DENVER — Most Colorado residents are very concerned about COVID-19 in the state and are taking steps to prevent the spread of the disease, according to results from a survey released Saturday by the Colorado Public Health and Environment (CDPHE).
Out of nearly 45,000 Coloradans who completed the survey, 72% of respondents marked they were “very concerned” about the infectious disease. But the level of concern goes down slightly among younger respondents (18-29), 59% of whom said they too were “very concerned.”
Only 3% think the virus isn’t that serious, according to survey results.
Nearly 90% of respondents think it’s somewhat or very likely that they would get sick from the novel coronavirus, and half of those asked said they are anxious over the pandemic.

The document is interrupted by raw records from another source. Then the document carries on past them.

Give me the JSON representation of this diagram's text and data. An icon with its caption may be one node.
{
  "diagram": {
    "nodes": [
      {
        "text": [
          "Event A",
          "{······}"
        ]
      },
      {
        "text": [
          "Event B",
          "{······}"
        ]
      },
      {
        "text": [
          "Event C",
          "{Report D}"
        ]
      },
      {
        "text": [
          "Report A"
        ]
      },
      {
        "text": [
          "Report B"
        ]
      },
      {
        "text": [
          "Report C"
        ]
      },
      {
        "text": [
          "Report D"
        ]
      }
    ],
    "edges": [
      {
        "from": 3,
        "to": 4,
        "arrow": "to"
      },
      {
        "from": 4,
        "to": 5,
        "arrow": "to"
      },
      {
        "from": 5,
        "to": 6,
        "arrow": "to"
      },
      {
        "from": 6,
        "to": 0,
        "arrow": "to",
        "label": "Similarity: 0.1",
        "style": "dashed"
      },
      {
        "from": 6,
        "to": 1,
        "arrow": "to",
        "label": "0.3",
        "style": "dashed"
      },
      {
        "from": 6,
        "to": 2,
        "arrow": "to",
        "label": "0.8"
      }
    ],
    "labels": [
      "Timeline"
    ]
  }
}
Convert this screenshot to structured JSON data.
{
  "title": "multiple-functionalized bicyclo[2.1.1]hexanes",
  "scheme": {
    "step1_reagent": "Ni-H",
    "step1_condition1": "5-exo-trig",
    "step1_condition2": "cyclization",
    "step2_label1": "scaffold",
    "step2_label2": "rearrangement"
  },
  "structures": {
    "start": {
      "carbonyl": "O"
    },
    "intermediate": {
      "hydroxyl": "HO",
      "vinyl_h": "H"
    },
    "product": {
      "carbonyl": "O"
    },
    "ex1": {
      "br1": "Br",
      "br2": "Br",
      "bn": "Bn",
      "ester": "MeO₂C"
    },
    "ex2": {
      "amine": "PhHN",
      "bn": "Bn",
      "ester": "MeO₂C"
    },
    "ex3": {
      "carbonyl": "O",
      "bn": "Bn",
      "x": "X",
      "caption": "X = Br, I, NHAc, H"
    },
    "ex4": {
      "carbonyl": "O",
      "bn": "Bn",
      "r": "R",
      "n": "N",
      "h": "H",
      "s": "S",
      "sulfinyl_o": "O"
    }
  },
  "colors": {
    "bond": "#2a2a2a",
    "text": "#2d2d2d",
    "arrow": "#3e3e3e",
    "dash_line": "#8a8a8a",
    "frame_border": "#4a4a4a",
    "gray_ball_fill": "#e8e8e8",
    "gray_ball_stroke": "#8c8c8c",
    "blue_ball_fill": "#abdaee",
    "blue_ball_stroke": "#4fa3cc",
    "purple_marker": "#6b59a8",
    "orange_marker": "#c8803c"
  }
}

That concern may be why the vast majority of respondents said they are taking preventive measures to protect them from the virus and mitigate the spread COVID-19 in the state.
- 97% are washing their hands with soap and water more frequently.
- 96% are avoiding large gatherings.
- 70% are working from home.
- 35% are stockpiling food and other household items.
On Wednesday, Gov. Jared Polis issued a statewide stay-at-home order, effective 6 a.m. Thursday through April 11.
Polis said all of the state's more than 5,700,000 residents should only interact with people in their own households and should only leave their homes for essentials, such as groceries and medical care. Businesses deemed "critical" will be exempt from the order but will still be required to take social distancing measures. Read the full order here.
The state had tested 11,676 in 42 counties. More than 1,700 people have tested positive for COVID-19. Thirty-one people have died, according to the latest update from the CDPHE.